Du fait de l’évolution du contexte politique, de nombreuses entreprises énergétiques allemandes ont dû se réinventer. RWE, jadis symbole de la production d’énergie fossile, se positionne aujourd’hui comme un précurseur en matière de développement durable. « Nos principales technologies sont les installations éoliennes en mer et sur terre, les installations solaires, les systèmes de stockage par batterie ainsi que les centrales à gaz. Nous comptons, toutes technologies et tous pays confondus, près de 150 projets en cours de construction, pour une capacité totale de 12,5 gigawatts », explique Markus Krebber, CEO de RWE. C’est ainsi que le groupe prévoit, par exemple, d’établir en mer du Nord allemande le « Nordseecluster », soit quatre parcs éoliens offshore d’une capacité totale d’environ 1,6 gigawatt. Les deux premiers parcs devraient être mis en service dès 2027. L’entreprise réalise aussi des projets offshore à grande échelle en Grande-Bretagne, au Danemark et aux Pays-Bas, en collaboration avec d’autres partenaires. 

À côté de l’énergie éolienne, RWE mise de plus en plus sur les technologies de l’hydrogène. Sur le site de Lingen, l’entreprise exploite une installation d’essai d’électrolyse de 14 mégawatts, destinée à la production d’hydrogène vert. Par ailleurs, dans le cadre de l’initiative « GET H2 Nukleus », RWE prévoit de construire un électrolyseur de 300 mégawatts, soutenu par des fonds publics à hauteur de plus de 490 millions d’euros.  

Markus Krebber, CEO de RWE
Markus Krebber, CEO de RWE © RWE

E.ON investit 43 milliards d’euros 

Avec ses 75 000 employés, ses 47 millions de clients et son réseau de distribution d’énergie de 1,6 million de kilomètres, E.ON – l’un des plus grands groupes énergétiques d’Europe – participe, lui aussi, à la mise en œuvre de la stratégie allemande en matière d’hydrogène et fait avancer la transition énergétique de diverses manières. D’ici 2028, l’entreprise veut investir dans toute l’Europe 43 milliards d’euros dans la modernisation de l’infrastructure nécessaire à cet effet. Dans ce contexte, la direction formule des exigences claires à l’égard des responsables politiques : ces derniers doivent s’éloigner des « objectifs détaillés portant sur des décennies passées et désormais s’orienter vers une politique énergétique agile, pragmatique et orientée vers le marché », selon Thomas Birr, Chief Strategy Officer chez E.ON. D’après Birr, l’électrification est le moyen le plus efficace de réduire les émissions : la demande d’électricité dans l’UE devrait augmenter de 30 pour cent d’ici 2035. Cela requiert « une utilisation optimisée des ressources », une extension intelligente et numérique des réseaux et une « meilleure synchronisation avec le développement des énergies renouvelables ». 

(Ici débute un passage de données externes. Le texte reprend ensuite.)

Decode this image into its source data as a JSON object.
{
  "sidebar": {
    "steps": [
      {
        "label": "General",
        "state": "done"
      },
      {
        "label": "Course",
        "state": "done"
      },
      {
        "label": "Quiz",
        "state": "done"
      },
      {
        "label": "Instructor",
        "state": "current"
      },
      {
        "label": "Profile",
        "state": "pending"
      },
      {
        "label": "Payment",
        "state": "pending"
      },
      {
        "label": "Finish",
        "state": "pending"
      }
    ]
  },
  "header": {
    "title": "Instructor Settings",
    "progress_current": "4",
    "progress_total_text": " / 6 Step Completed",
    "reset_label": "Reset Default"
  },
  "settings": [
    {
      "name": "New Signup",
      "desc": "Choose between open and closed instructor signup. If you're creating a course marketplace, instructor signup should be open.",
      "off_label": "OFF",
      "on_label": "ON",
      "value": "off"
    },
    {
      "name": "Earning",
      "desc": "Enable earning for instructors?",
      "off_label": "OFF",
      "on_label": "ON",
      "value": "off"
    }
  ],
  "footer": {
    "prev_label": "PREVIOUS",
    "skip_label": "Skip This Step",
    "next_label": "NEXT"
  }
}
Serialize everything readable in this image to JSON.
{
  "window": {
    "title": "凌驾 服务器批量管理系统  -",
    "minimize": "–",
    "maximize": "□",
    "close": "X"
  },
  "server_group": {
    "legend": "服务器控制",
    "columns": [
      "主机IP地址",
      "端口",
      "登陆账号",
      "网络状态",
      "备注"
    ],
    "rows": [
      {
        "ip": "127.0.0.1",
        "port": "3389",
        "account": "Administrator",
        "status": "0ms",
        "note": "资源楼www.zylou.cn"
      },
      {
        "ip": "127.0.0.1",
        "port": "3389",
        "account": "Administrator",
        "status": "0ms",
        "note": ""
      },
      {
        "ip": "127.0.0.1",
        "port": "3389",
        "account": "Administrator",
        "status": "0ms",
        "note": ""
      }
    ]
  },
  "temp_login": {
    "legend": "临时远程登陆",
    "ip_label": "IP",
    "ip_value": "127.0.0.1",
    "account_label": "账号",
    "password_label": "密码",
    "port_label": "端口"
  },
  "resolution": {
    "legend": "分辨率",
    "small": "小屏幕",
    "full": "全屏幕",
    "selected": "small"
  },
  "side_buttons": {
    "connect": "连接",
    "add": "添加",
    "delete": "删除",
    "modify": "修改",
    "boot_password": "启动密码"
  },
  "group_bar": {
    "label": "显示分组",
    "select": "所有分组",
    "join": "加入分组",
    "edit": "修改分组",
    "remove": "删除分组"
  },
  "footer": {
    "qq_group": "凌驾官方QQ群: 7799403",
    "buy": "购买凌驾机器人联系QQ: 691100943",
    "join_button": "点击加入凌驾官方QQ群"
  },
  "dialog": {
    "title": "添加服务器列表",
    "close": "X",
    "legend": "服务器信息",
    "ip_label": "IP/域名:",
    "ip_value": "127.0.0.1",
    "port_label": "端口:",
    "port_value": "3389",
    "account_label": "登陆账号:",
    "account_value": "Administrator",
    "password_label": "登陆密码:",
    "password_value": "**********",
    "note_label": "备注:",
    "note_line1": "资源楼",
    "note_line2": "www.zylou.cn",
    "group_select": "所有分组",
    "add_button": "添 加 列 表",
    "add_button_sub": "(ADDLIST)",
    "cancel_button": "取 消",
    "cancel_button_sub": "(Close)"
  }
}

Le réseau de distribution d’électricité allemand s’étend sur 1,8 million de kilomètres.
Le réseau de distribution d’électricité allemand s’étend sur 1,8 million de kilomètres. © E.ON

L’économie compte sur la nouvelle ministre 

Bon nombre d’entreprises énergétiques allemandes placent leurs espoirs dans la nouvelle ministre de l’Économie et de l’Énergie, Katherina Reiche. « Le développement ambitieux des énergies renouvelables reste primordial ; mais celles-ci devront, dans le futur, être encore mieux intégrées dans le système global », déclare Kerstin Andreae, présidente de la Fédération allemande de l’énergie et de l’eau (BDEW). À l’avenir, le gaz naturel pourrait, entre autres, prendre de l’importance, sa part s’élevant en 2024 à près de 15 pour cent. Lors de l’entrée en fonction du gouvernement allemand, début mai 2025, Reiche avait déjà annoncé la construction de nouvelles centrales à gaz d’au moins 20 gigawatts afin de garantir la sécurité d’approvisionnement en Allemagne. « Nous avons besoin de centrales à gaz flexibles, qui fournissent de l’électricité lorsque le vent ne souffle pas et que le soleil ne brille pas. Et nous en avons besoin rapidement », a annoncé la ministre.